Your course should be as
representative as possible
of the different historiographies and methodological issues we've
discussed this term.
The goal here--a main goal--is both to show historiographical
diversity
in your subject area and to show that you have mastered a basic
understanding
of the different historiographical traditions we've covered. As a
result,
your syllabus will look highly contrived, with short subject headings
offset by longer explanatory paragraphs.
As an example, let’s say you focus on “Oregon History, Pioneer Age to
Present.” For one week’s scheduled readings, let’s say on
"Pioneer Life,"
you choose as a possible subject/theme:
Native American/European settler
relations in Oregon to 1870
You might then include the following information:
A. Readings. No specific titles are required here, just kinds of evidence and kinds of
texts, as many as you want, for example:
a. Diary accounts of early
pioneers (male and female authors)
b. Transcribed histories of
Indian peoples
c. Newspaper reports of
hostilities
d. Forms of exchange: treaties,
contracts, and so on
B. Next, provide a written explanation along the guidelines above about
how each would fit into the course. Using our same example:
1. Diary accounts - would be used
to demonstrate first-hand perception of frontier life from highly
subjective perspectives; students would learn how to identify:
authorial bias, limits of this kind of
historical evidence for describing period, as well its benefits, and so
on (= methodology, cite pg. from Howell and Prevenier).
Historiographical
focus would be microhistorical, approach favored by offshoot of
Annalist tradition of 1970s and 1980s. Microhistorical
perspective captures the paradigmatic experience (citing Montaillou) of
particular settler or community of settlers; leaves out native
perspective, and so on (= historiography)
2. Transcribed histories of
native peoples – (etc.)
4. You are also required to
"assign" at least 6 pertinent readings of secondary or tertiary sources
you've accessed via PSU's history-oriented databases. It's
time to put your newfound familiarity with our electronic
resources into practice. The readings you use should be journal
articles, encyclopedia articles, monographs, and
the like. YOU MUST CITE THE
DATABASES FROM WHICH YOU GET THE MATERIAL, AND THEY MUST COME FROM
PSU'S SUBSCRIPTION DATABASES (I.E., NOT VIKAT-SUMMIT or WORLDCAT).

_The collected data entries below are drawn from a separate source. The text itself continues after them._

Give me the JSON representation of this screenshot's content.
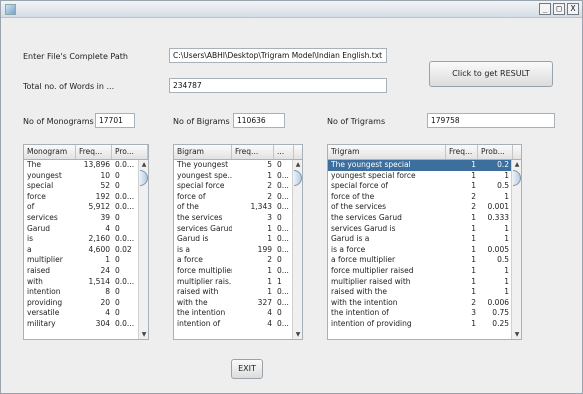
{
  "window": {
    "title": "",
    "controls": [
      "_",
      "□",
      "X"
    ]
  },
  "form": {
    "path_label": "Enter File's Complete Path",
    "path_value": "C:\\Users\\ABHI\\Desktop\\Trigram Model\\Indian English.txt",
    "total_label": "Total no. of Words in ...",
    "total_value": "234787",
    "result_button": "Click to get RESULT",
    "mono_label": "No of Monograms",
    "mono_value": "17701",
    "bi_label": "No of Bigrams",
    "bi_value": "110636",
    "tri_label": "No of Trigrams",
    "tri_value": "179758",
    "exit_button": "EXIT"
  },
  "monogram_table": {
    "headers": [
      "Monogram",
      "Freq...",
      "Pro..."
    ],
    "rows": [
      [
        "The",
        "13,896",
        "0.0..."
      ],
      [
        "youngest",
        "10",
        "0"
      ],
      [
        "special",
        "52",
        "0"
      ],
      [
        "force",
        "192",
        "0.0..."
      ],
      [
        "of",
        "5,912",
        "0.0..."
      ],
      [
        "services",
        "39",
        "0"
      ],
      [
        "Garud",
        "4",
        "0"
      ],
      [
        "is",
        "2,160",
        "0.0..."
      ],
      [
        "a",
        "4,600",
        "0.02"
      ],
      [
        "multiplier",
        "1",
        "0"
      ],
      [
        "raised",
        "24",
        "0"
      ],
      [
        "with",
        "1,514",
        "0.0..."
      ],
      [
        "intention",
        "8",
        "0"
      ],
      [
        "providing",
        "20",
        "0"
      ],
      [
        "versatile",
        "4",
        "0"
      ],
      [
        "military",
        "304",
        "0.0..."
      ]
    ]
  },
  "bigram_table": {
    "headers": [
      "Bigram",
      "Freq...",
      "..."
    ],
    "rows": [
      [
        "The youngest",
        "5",
        "0"
      ],
      [
        "youngest spe...",
        "1",
        "0..."
      ],
      [
        "special force",
        "2",
        "0..."
      ],
      [
        "force of",
        "2",
        "0..."
      ],
      [
        "of the",
        "1,343",
        "0..."
      ],
      [
        "the services",
        "3",
        "0"
      ],
      [
        "services Garud",
        "1",
        "0..."
      ],
      [
        "Garud is",
        "1",
        "0..."
      ],
      [
        "is a",
        "199",
        "0..."
      ],
      [
        "a force",
        "2",
        "0"
      ],
      [
        "force multiplier",
        "1",
        "0..."
      ],
      [
        "multiplier rais...",
        "1",
        "1"
      ],
      [
        "raised with",
        "1",
        "0..."
      ],
      [
        "with the",
        "327",
        "0..."
      ],
      [
        "the intention",
        "4",
        "0"
      ],
      [
        "intention of",
        "4",
        "0..."
      ]
    ]
  },
  "trigram_table": {
    "headers": [
      "Trigram",
      "Freq...",
      "Prob..."
    ],
    "rows": [
      [
        "The youngest special",
        "1",
        "0.2"
      ],
      [
        "youngest special force",
        "1",
        "1"
      ],
      [
        "special force of",
        "1",
        "0.5"
      ],
      [
        "force of the",
        "2",
        "1"
      ],
      [
        "of the services",
        "2",
        "0.001"
      ],
      [
        "the services Garud",
        "1",
        "0.333"
      ],
      [
        "services Garud is",
        "1",
        "1"
      ],
      [
        "Garud is a",
        "1",
        "1"
      ],
      [
        "is a force",
        "1",
        "0.005"
      ],
      [
        "a force multiplier",
        "1",
        "0.5"
      ],
      [
        "force multiplier raised",
        "1",
        "1"
      ],
      [
        "multiplier raised with",
        "1",
        "1"
      ],
      [
        "raised with the",
        "1",
        "1"
      ],
      [
        "with the intention",
        "2",
        "0.006"
      ],
      [
        "the intention of",
        "3",
        "0.75"
      ],
      [
        "intention of providing",
        "1",
        "0.25"
      ]
    ],
    "selected_row": 0
  },
  "colors": {
    "selection": "#3d6f9e",
    "window_bg": "#eeeeee"
  },
  "icons": {
    "app": "java-cup-icon",
    "scroll_up": "arrow-up-icon",
    "scroll_down": "arrow-down-icon"
  }
}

Include these works on your Works Cited page and note the database from
which you got the material. Added note: I do not expect you to actually
read the articles and other bibliographic items you find on the
databases.
Finally, a reminder:
5. Remember to cite specific pages from the readings in
support of your explanation and justification of sources and methods in
the
syllabus.
OPTION B : 8-10 page paper
For this paper, you will, as with the syllabus assignment above, need
to identify a general historical period or subject area on which to
focus (see Option A, above, for examples). Using a wide range of
sources, you should explain how historians following different
historiographical and methodological approaches to the period/subject
you've chosen would write its history. What kinds of sources,
methods, and modes of inquiry would your hypothetical historian use to
describe the period in question, and why? What kinds of questions
would each different approach illuminate, and what sorts of questions
and sources might it ignore or minimize? To answer this question, you must use a
minimum of eight sources/readings from the class, which may
include Carr, Wilson, and Howell and Prevenier, plus any combination of readings
from Von Ranke forward.
In addition to your essay, you should include a bibliography of all
readings used, cited appropriately, as
well as at least 6 pertinent readings of secondary or tertiary sources
you've identified as relevant to your subjects using PSU's databases.
See Option A, no. 4, for the precise guidelines. Note that you do
not need to READ all of these database materials.